While mankind strives to obtain righteousness by deeds, the Torah specifies that righteousness can only come by trust. Messiah Yeshua and His righteousness is the goal of the Torah. Paul continued.
Romans 10:5-10 (KJV)
For Moses describeth the righteousness which is of the law, That the man which doeth those things shall live by them.
But the righteousness which is of faith speaketh on this wise, Say not in thine heart, Who shall ascend into heaven? (that is, to bring Christ down from above:)
Or, Who shall descend into the deep? (that is, to bring up Christ again from the dead.)
But what saith it? The word is nigh thee, even in thy mouth, and in thy heart: that is, the word of faith, which we preach;
That if thou shalt confess with thy mouth the Lord Jesus, and shalt believe in thine heart that God hath raised him from the dead, thou shalt be saved.
For with the heart man believeth unto righteousness; and with the mouth confession is made unto salvation.
Paul began with a quote from Leviticus (verse 5).
Leviticus 18:5 (KJV)
Ye shall therefore keep my statutes, and my judgments: which if a man do, he shall live in them: I am the LORD.
Traditional Christianity has believed that Paul was making a contrast between salvation by grace through faith and the Torah's supposed salvation by works. This makes Paul's phrase, "For Moses describeth the righteousness which is of the law," seem to be a negative. Man can never come up to God's righteousness by doing the works of the law. However, Paul's repetition of Leviticus 18:5 and its positive connotation about salvation (life) being found in the Torah must be used in the same way. Paul, too, was saying that there is life in the Torah! Repeatedly, Paul has shown that salvation has always been through faith, that the Torah has taught this very thing.
Verse 6 continues to apparently contrast faith and works by the unfortunate translation of the Greek "de" into the English "but." Rather, the context of verses 5 and 6 imply "moreover" or "furthermore" as a better translation of "de" (David Stern. Jewish New Testament Commentary. Jewish New Testament Publications, Clarksville, MD, 1992, pp. 397-8). In this case, verses 6 through 8a further explain verse 5, which comes from Deuteronomy.
Deuteronomy 30:11-14 (KJV)
For this commandment which I command thee this day, it is not hidden from thee, neither is it far off.
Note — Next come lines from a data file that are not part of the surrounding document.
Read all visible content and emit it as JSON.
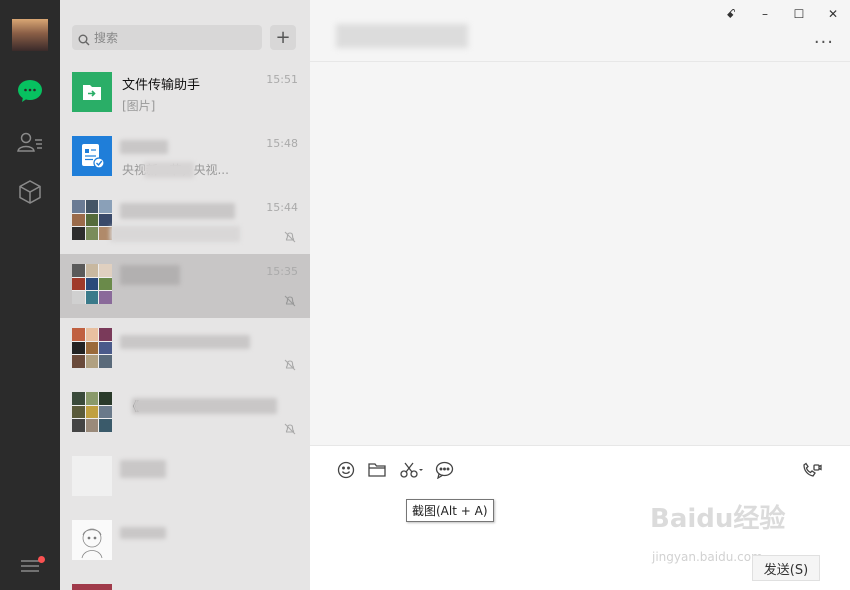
{
  "search": {
    "placeholder": "搜索"
  },
  "add_button_label": "+",
  "chats": [
    {
      "name": "文件传输助手",
      "preview": "[图片]",
      "time": "15:51"
    },
    {
      "name": "",
      "preview": "央视新...节，央视...",
      "time": "15:48"
    },
    {
      "name": "",
      "preview": "",
      "time": "15:44",
      "muted": true
    },
    {
      "name": "",
      "preview": "",
      "time": "15:35",
      "muted": true,
      "active": true
    },
    {
      "name": "",
      "preview": "",
      "time": "",
      "muted": true
    },
    {
      "name": "《",
      "preview": "",
      "time": "",
      "muted": true
    },
    {
      "name": "",
      "preview": "",
      "time": ""
    },
    {
      "name": "",
      "preview": "",
      "time": ""
    }
  ],
  "window": {
    "pin": "ꗃ",
    "minimize": "–",
    "maximize": "☐",
    "close": "✕"
  },
  "header": {
    "more": "···"
  },
  "toolbar": {
    "tooltip": "截图(Alt + A)",
    "send_label": "发送(S)"
  },
  "watermark": {
    "brand": "Baidu经验",
    "url": "jingyan.baidu.com"
  },
  "colors": {
    "accent_green": "#07c160",
    "rail": "#2b2b2b",
    "list_bg": "#e6e5e5"
  },
  "icons": [
    "chat-icon",
    "contacts-icon",
    "cube-icon",
    "menu-icon",
    "search-icon",
    "emoji-icon",
    "folder-icon",
    "scissors-icon",
    "bubble-icon",
    "video-call-icon",
    "mute-icon"
  ]
}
It is not in heaven, that thou shouldest say, Who shall go up for us to heaven, and bring it unto us, that we may hear it, and do it?
Neither is it beyond the sea, that thou shouldest say, Who shall go over the sea for us, and bring it unto us, that we may hear it, and do it?
But the word is very nigh unto thee, in thy mouth, and in thy heart, that thou mayest do it.
The gist of both Deuteronomy 30:11-14 and Romans 10:6-8a is that mankind's effort to affect salvation is neither necessary or possible. God's grace has provided both Messiah and the Torah so that "Israel may 'hear...and do'" (Stern 400).
Verses 8b-10 describes the faith that Paul had been preaching. Although faith is initially a mental activity, it means nothing if it is not accompanied by confession (a willingness to be open and forthright about what is believed). In other words actions must be consistent with faith. Also, the object of faith in Yeshua is only viable if that faith includes the belief that God raised Messiah from the dead. The heart believes and the mouth confesses!